Türk Yaratılış Destanı
Türklerin, dünyanın yaratılışı hakkındaki duygu ve düşüncelerini, bu konudaki görüş ve inançlarını anlatan bir destandır.
En doğru ve eksiksiz metni, Prof. W. Radloff tarafından tespit edilmiştir. “Daha yer ve gök yaratılmadan evvel, her şey sudan ibaretti. Ne toprak, ne sema, ne güneş, ne de ay vardı. Bütün tanrıların en büyüğü, her mevcudun başlangıcı ve âdem oğlunun ceddi “Tanrı Karahan” evvelâ kendisine benzer bir mahlûk yarattı ve ismine “kişi” dedi. “Karahan” ve “kişi” iki siyah kaz gibi rahatça su üzerinde uçuyorlardı. Fakat kişi bu mesud sükûnetten memnun değildi. O, “Karahan”dan daha yükseğe uçmak istiyordu. Bu küstahlığı sebebiyle uçmak için lâzım olan kuvveti kaybederek, derin ve sonsuz suya yuvarlandı. Tehlike içinde hemen boğulacak bir halde Tanrı Karahan’dan imdat diledi. Karahan, Kişi’ye derinlikten yükselmesini emretti. Kişi yükseldi. Bunun üzerine kişi’nin üstüne oturarak batmaktan kurtulması için denizden bir yıldız yükseltti. Kişi artık uçmağa muvaffak olamadığından, “Karahan” arzı yaratmak tasavvurunda bulundu. “Kişi”ye suyun dibine dalarak dipden toprak çıkarmasını emretti ve çıkan toprağı su yüzüne serpti. “Kişi” toprağı sudan çıkarınca onun bir kısmını kendisine gizli bir arz yapmak için ağzına sakladı. Fakat yukarı çıkınca ağzındaki toprak o kadar şişti ki, eğer “Tanrı Karahan” tükürmesini emretmeseydi, artık nefes alamayarak boğulacaktı. Karahan’ın yarattığı dünya dümdüz bir sahadan ibâretti; lâkin “Kişi”nin ağzından çıkan toprak her tarafa fırlayarak bütün arzı bataklık, tepeciklerle örttü. Bunun üzerine çok hiddetlenen “Karahan”, bu itaatsiz “Kişi”ye “Arluk” lâkabını verdi ve onu “Nur ve Ziyâ” dairesinden kovdu, ondan sonra arzda yerleşebilecek başka adamlar yarattı. Dokuz dallı bir ağacı yerden bitirerek her bir dalın altında bir adam yarattı ki, bunlar, dünyadaki dokuz insan cinsinin cedleridir.

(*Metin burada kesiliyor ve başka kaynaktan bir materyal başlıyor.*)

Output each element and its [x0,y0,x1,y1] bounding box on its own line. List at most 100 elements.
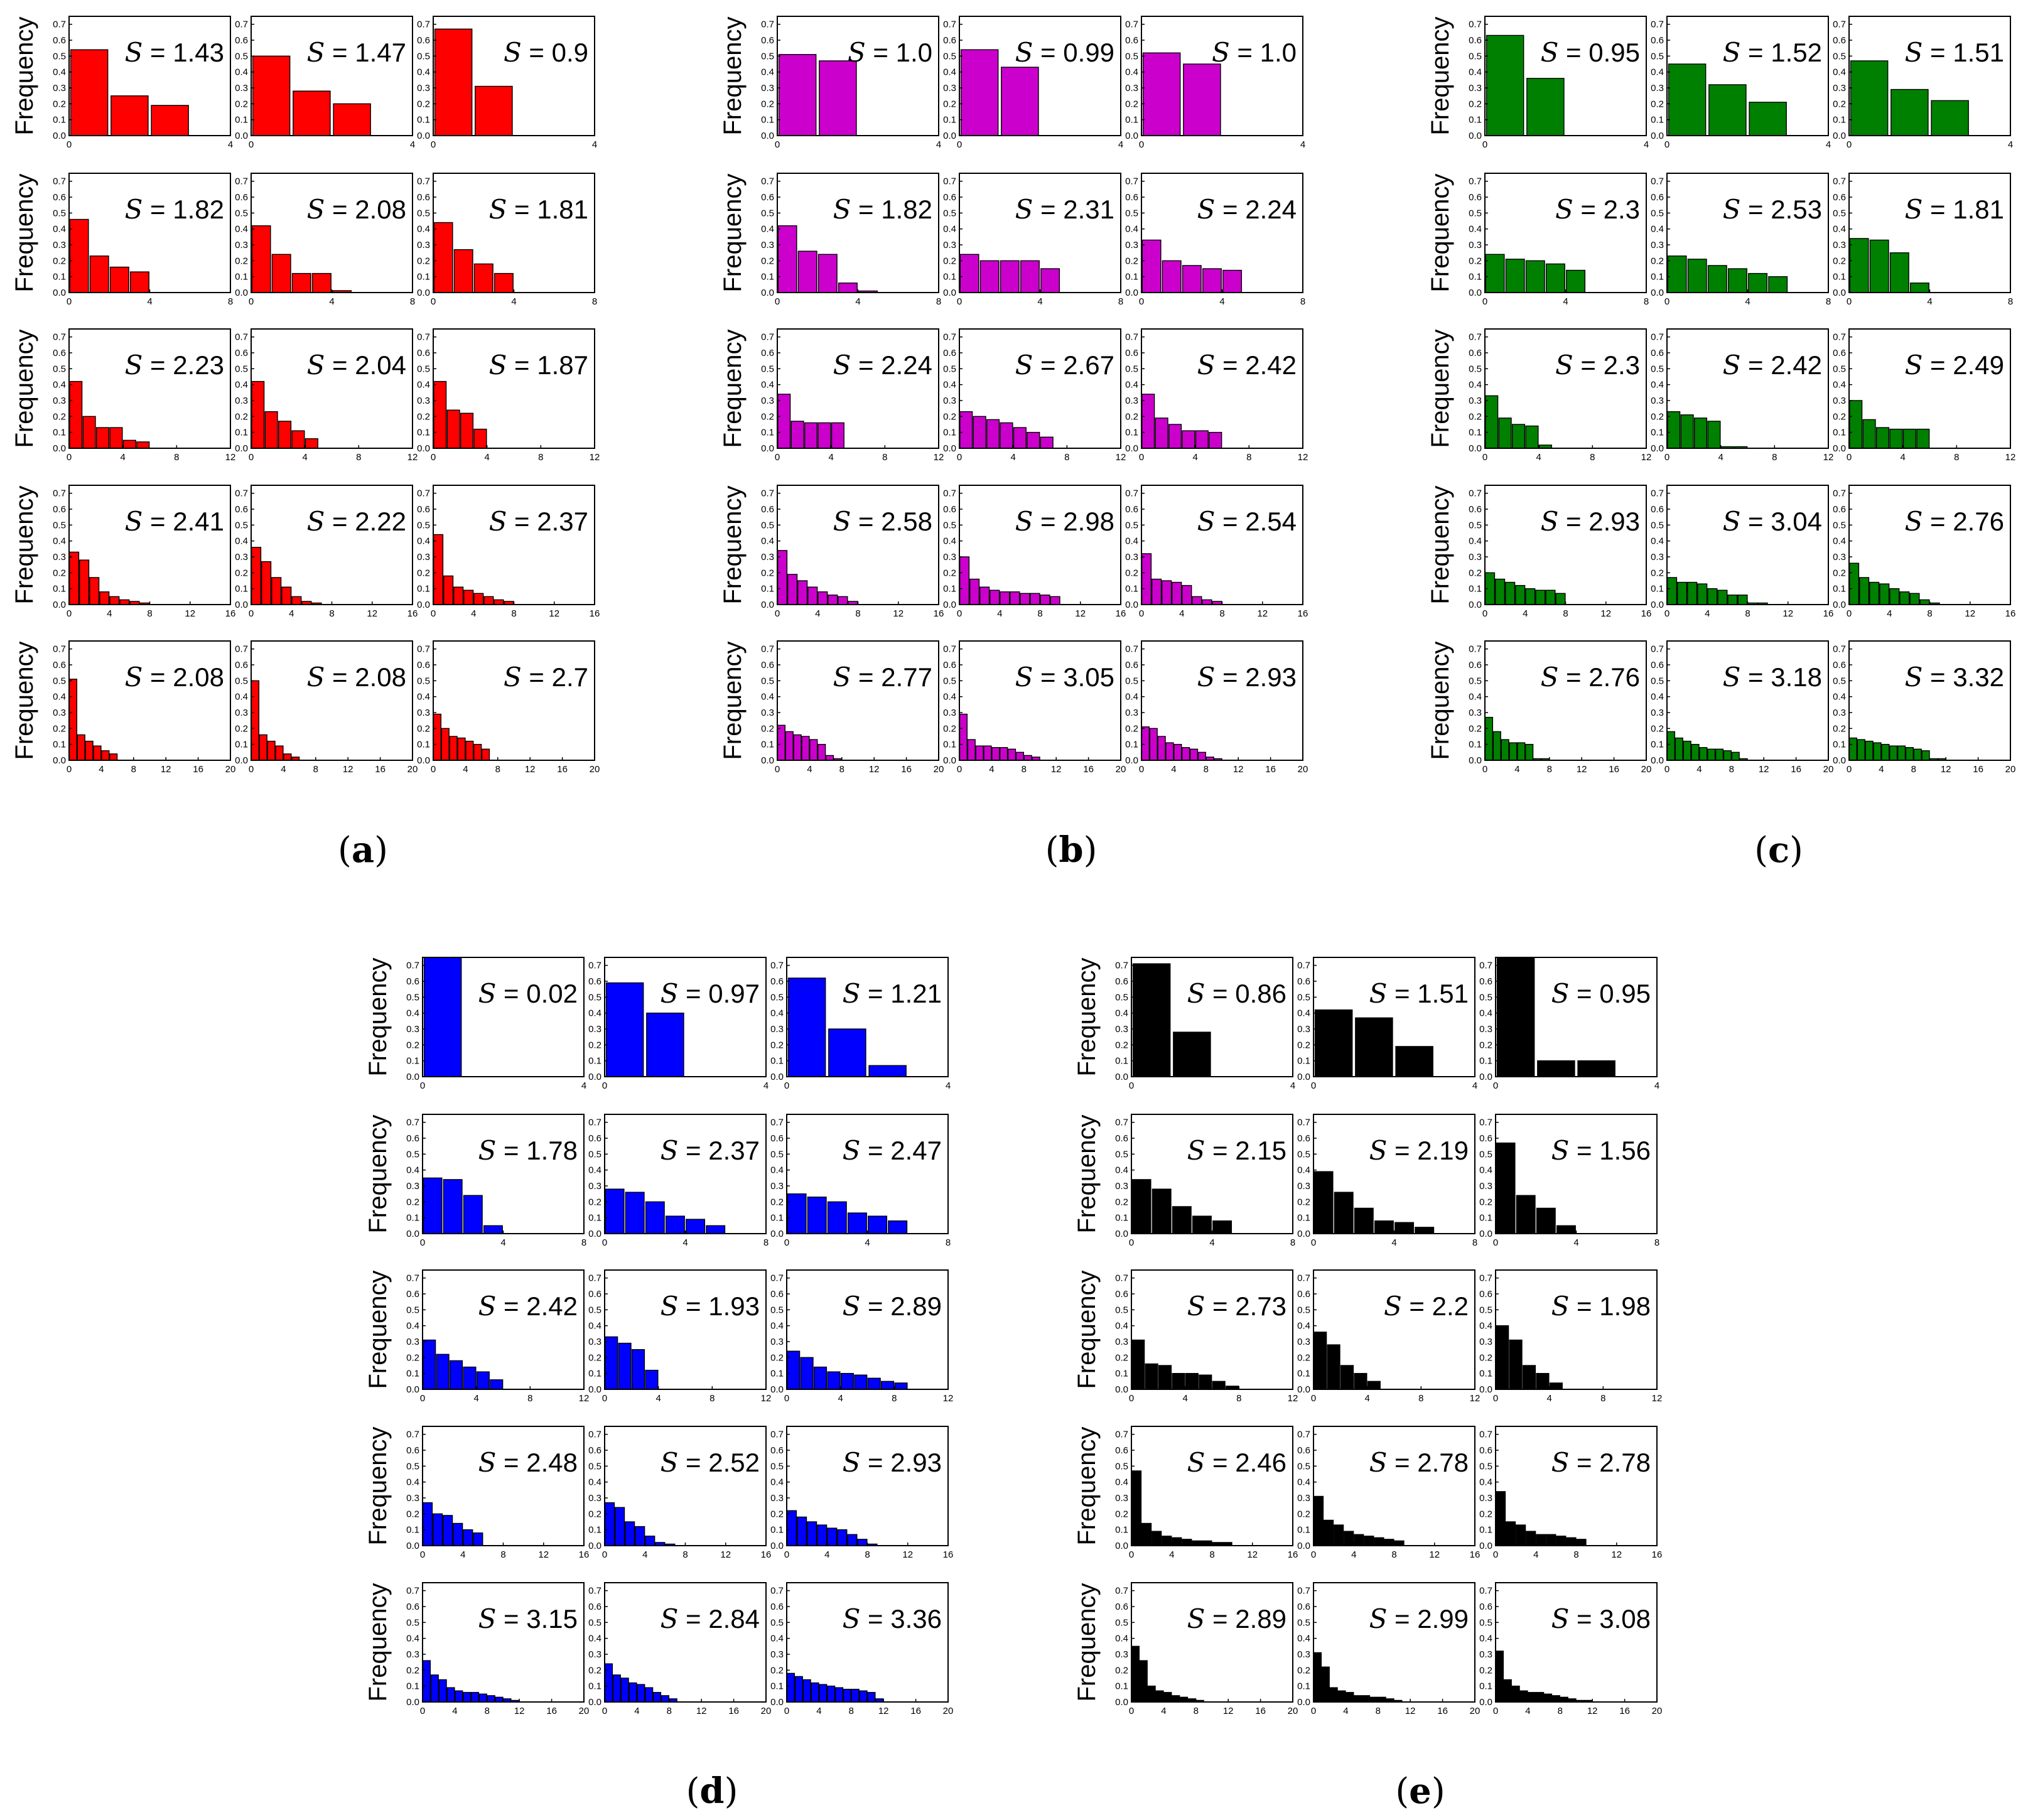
y-tick-label: 0.7 [417,19,430,30]
entropy-annotation: S = 1.82 [125,194,224,225]
plot-frame [1666,328,1829,449]
y-tick-label: 0.5 [1297,992,1310,1003]
stat-value: 2.42 [526,1291,578,1321]
x-tick-label: 4 [855,296,860,307]
stat-equals: = [851,350,881,380]
panel-label-open: ( [686,1771,700,1812]
y-axis-label: Frequency [719,17,747,136]
x-tick-label: 8 [849,1706,854,1716]
stat-equals: = [678,1136,708,1165]
x-tick-label: 12 [902,1549,913,1560]
bar [1202,1540,1212,1546]
y-tick-label: 0.2 [1651,723,1664,734]
x-tick-label: 0 [957,608,962,619]
y-tick-label: 0.1 [943,428,956,438]
x-tick-label: 20 [1470,1706,1481,1716]
panel-label-close: ) [1789,830,1803,871]
bar [1536,1534,1546,1546]
bar [1707,748,1716,761]
bar [796,1516,807,1546]
y-tick-label: 0.3 [406,1493,419,1504]
y-tick-label: 0.5 [943,363,956,374]
bar [151,105,189,136]
bar [1536,1372,1550,1390]
y-tick-label: 0.1 [1651,115,1664,126]
y-tick-label: 0.3 [1479,1493,1492,1504]
subplot: 0.00.10.20.30.40.50.60.70 4 8 12S = 2.3 [1469,328,1651,463]
x-tick-label: 0 [420,1393,425,1404]
bar [979,586,990,605]
stat-value: 2.93 [1245,662,1297,692]
bar [305,438,318,449]
y-tick-label: 0.3 [1469,396,1482,406]
stat-symbol: S [848,37,866,68]
x-tick-label: 4 [1290,1080,1295,1091]
x-tick-label: 12 [1652,1393,1663,1404]
bar [851,1689,860,1703]
stat-equals: = [1558,38,1588,67]
subplot: 0.00.10.20.30.40.50.60.70 4 8 12S = 2.24 [761,328,944,463]
y-tick-label: 0.2 [943,568,956,578]
bar [473,428,487,449]
stat-symbol: S [1723,350,1741,380]
y-tick-label: 0.3 [235,83,248,94]
y-tick-label: 0.3 [417,552,430,563]
bar [463,1692,472,1703]
y-tick-label: 0.7 [417,644,430,655]
x-tick-label: 4 [289,608,294,619]
x-tick-label: 0 [431,296,436,307]
stat-value: 2.41 [173,507,224,536]
bar [271,577,282,605]
bar [1486,35,1524,136]
y-tick-label: 0.3 [761,240,774,250]
x-tick-label: 4 [936,139,941,150]
y-tick-label: 0.5 [1651,363,1664,374]
entropy-annotation: S = 2.41 [125,506,224,537]
bar [1346,1692,1354,1703]
bar [1727,268,1747,293]
bar [1858,577,1870,605]
y-tick-label: 0.7 [235,644,248,655]
x-tick-label: 0 [1311,1549,1316,1560]
y-tick-label: 0.2 [406,1352,419,1363]
bar [1496,1142,1516,1234]
y-tick-label: 0.1 [417,584,430,595]
y-tick-label: 0.1 [235,115,248,126]
y-tick-label: 0.5 [588,1149,601,1160]
y-tick-label: 0.3 [588,1024,601,1035]
x-tick-label: 20 [2005,764,2016,775]
y-tick-label: 0.7 [406,1273,419,1284]
stat-symbol: S [1551,1291,1570,1322]
y-tick-label: 0.0 [1469,443,1482,454]
x-tick-label: 16 [590,608,600,619]
bar [1157,736,1166,761]
x-tick-label: 16 [1298,608,1308,619]
y-tick-label: 0.4 [1297,1321,1310,1332]
bar [1141,394,1155,449]
y-tick-label: 0.5 [406,992,419,1003]
plot-frame [1495,1269,1658,1390]
y-tick-label: 0.1 [417,740,430,750]
y-tick-label: 0.4 [417,224,430,235]
y-tick-label: 0.1 [1651,272,1664,283]
y-tick-label: 0.0 [761,131,774,141]
stat-value: 3.15 [526,1604,578,1634]
y-tick-label: 0.6 [1125,660,1138,670]
x-tick-label: 16 [910,1706,921,1716]
bar [1367,1381,1381,1390]
entropy-annotation: S = 0.95 [1551,978,1651,1009]
bar [1727,595,1738,605]
bar [1848,737,1858,761]
bar [828,1028,866,1077]
panel-label-letter: e [1409,1770,1432,1812]
y-tick-label: 0.4 [1297,1634,1310,1644]
bar [1869,239,1889,293]
x-tick-label: 0 [1493,1237,1498,1248]
stat-symbol: S [1015,350,1033,380]
y-tick-label: 0.6 [1833,348,1846,358]
x-tick-label: 4 [1536,452,1541,463]
y-tick-label: 0.1 [1833,584,1846,595]
y-axis-label: Frequency [11,486,38,605]
y-tick-label: 0.2 [770,1509,784,1519]
x-tick-label: 0 [1311,1237,1316,1248]
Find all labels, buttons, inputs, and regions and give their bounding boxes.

“Arlık” arzın bu yeni sâkinlerinin o kadar güzel ve iyi olduklarını görünce, onları kendisine vermesini “Tanrı Karahan”dan istedi. “Karahan” razı olmadı, lâkin “Arlık” onları fenalığa sevkederek zorla kendisine çekmeyi biliyordu. “Karahan” “Arlık” ın bu aldatışlarına kolayca kapılan bu ahmaklara çok kızdığından bundan böyle insanoğlu’nu kendi haline terk etmeğe karar verdi. “Arlık”ı yeniden lânetleyerek yeraltı karanlık âleminin üçüncü tabakasına kovdu, kendisi için de semânın onyedinci tabakasını bütün sâkinleriyle birlikte yarattı ve böylece semânın en yüksek tabakasını ikâmetgâh olarak seçti. Kendi başlarına kalan insanlara hâmî ve
muallim olarak, büyük “May-tere”yi geri gönderdi. “Arlık” güzel semâyı görünce o da kendisi için bir semâ yaratmağa karar verdi ve bu maksatla “Karahan”ın müsâdesini aldıktan sonra, kendi teb’asını -yani aldattığı fena ruhları- orada iskân etti. Fakat bu fena ruhlar, Karahan’ın yarattığı arzdaki insanlardan çok iyi yaşıyorlardı. Bu hal “Karahan”ın canını sıktı. “Arlık”ın semâsını yıkmak için kahraman “Mandişire”yi gönderdi. O’nun kuvvetli mızrak darbeleri altında, gök inlediği zaman, “Arlık”ın semâsı parça parça yarılarak toprağa düştü, o zamana kadar düz olan arz, düşen yıkıntılar sebepiyle bozularak, büyük dağlar, derin boğazlar, balta girmez ormanlar vücûde geldi. “Karahan” “Arlık”ı arzın en derin tabakasına sürdü ki, orada ne güneş, ne ay, ne de yıldız ziyâsı vardı. “Karahan” ona, dünyanın sonuna kadar orada oturmasını emretti.”
Görüldüğü gibi gerek bu üstûrede, gerekse bu üstûrenin muhtelif şekillerinde ara sıra, İslâmiyetin ve daha ziyâde “Budizm”in tesirlerine rastlanır. Meselâ; yukarıdaki üstûrede “Mandişire” ve “May-tere” adlarında “Budizm” tesirleri açıktır. İşte bu üstûreye göre halen “Tanrı Karahan” on yedinci kat gökte yaşamakta ve oradan kâinatı idare etmektedir.
Ondan sonra sırasıyla üç büyük ulûhiyet (Allahlık sıfatı, Tanrılık vasfı) daha vardır ki, bunlardan “Bay Ülgûn” (Bay-Ülgen) on altıncı katta Altın Dağ’da altın bir taht üzerinde oturur. Yedinci katta “Gün Ana” yâni “güneş”, altıncı katta “Ay Ata” vardır.
İşte daha birçok tafsilâtı olan bu kozmogoni “Geneolojik” yani “Sülâlenâme” şeklinde ve “Menkıbevî-Tarihî” bir mahiyette olan Türk Destanı’ nın bir nevi başlangıcıdır.